Recently, I have found myself in the center of relationship situations with some of my closest friends, relatives and a host of Quaints. To be honest, I am among their ranks as well.
Over the course of time, some relationships dissolve, despite the effort of at least one of the parties. Some relationships dissolve despite the effort of both parties. In some cases, a clear argument for lack of communication is central to the break up. In other cases, more nefarious reasons were afoot: abuse, infidelity, neglect. In all cases, more than one factor is at work.
We have covered many of the reasons why relationships end. Let’s look at some of the aftermath. Specifically, let’s look at the dead horse.
When one person decides a relationship is over, often the other person did not turn love off like a faucet. It lingers until it fades or is completely broken. If the relationship eroded slowly, both mates can often feel the love slip away.
In relationships where a cataclysmic or silent series of events ends is one mate leaving, the other mate’s love may be thrown into turmoil. While it makes sense to not love a person who would walk out of your life and exclude you from the new one, the heart is often not swayed by logic.
While the mate who leaves is content with the way things are now, the mate left behind may well believe their love will be enough to salvage the relationship. They diligently wheedle, beg and bargain for Mate to come home and participate.
It does not work.
First, Mate is not interested in your love. Had Mate been interested, Mate would not have left. Mate would not have lost interest in the activities you shared. Mate would not have begun a life alone or with someone else. This is not your fault.

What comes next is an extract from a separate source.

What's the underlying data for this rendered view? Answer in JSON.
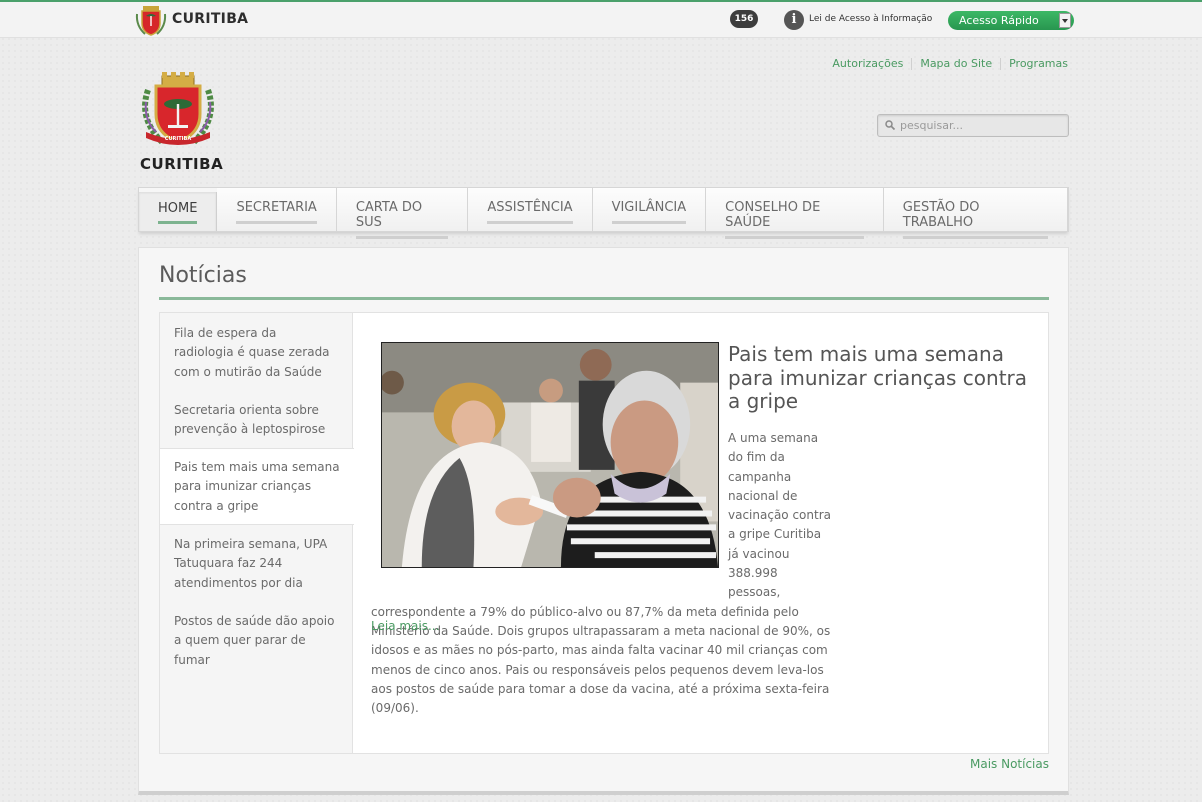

Second, increasing the effort you exert to show your love to Mate is going to end badly. Mate will be frustrated by your ministrations in at least one of two ways. 1. It will prove your prior exercise of love was insufficient to maintain your relationship to Mate’s standard. 2. It will prove Mate is disinterested in your love. Neither reason is your fault. Mate simply did not accept or does not want your love.
Third, loving someone who does not love you is not healthy for your self-esteem. Each of us deserves to be loved reciprocally. When we love those who do not return our love in equivalent measure, we doubt our worthiness to be loved. This is a false start.
Our worthiness to be loved is independent. Just because one person does not love you the way you love him/her does not mean no one will ever love you or you are unworthy of being loved. In fact, you are simply looking for love from the wrong source.
Not all love is built to last. Each of us outgrows love at a different rate. Some of us never get to the place where we no longer have caring feelings for those we loved ferociously at one point. When one person in a relationship stops loving the other, nothing will revive the old love. At best, it changes form into a friendship. In the middle, it changes into the goodwill we have for strangers we pass on the street. At worst, it changes into contempt.
We have all heard stories of those who “lost love” and found it again with one another. A closer examination reveals it is not what they had before. It is a different incarnation of love created by two people who are vastly different from the people they were when they first loved each another.
Deep inside, each of us believes we are gracious enough to grant a second chance, especially to those we love the most. Likewise, we want to believe those we love would grant us a second chance.
Exercise caution. Before you stride headlong into proving your love for someone who has walked away, find out why that person is not present. If you are as honest with yourself as Mate is about why he/she left, you will realize chasing what once was is a mistake. In the end, it is hanging onto a past which was not as good as you may have liked to have it remembered.
Have you seen someone go after a Mate who left? How can you help your friend see the past and present as they are?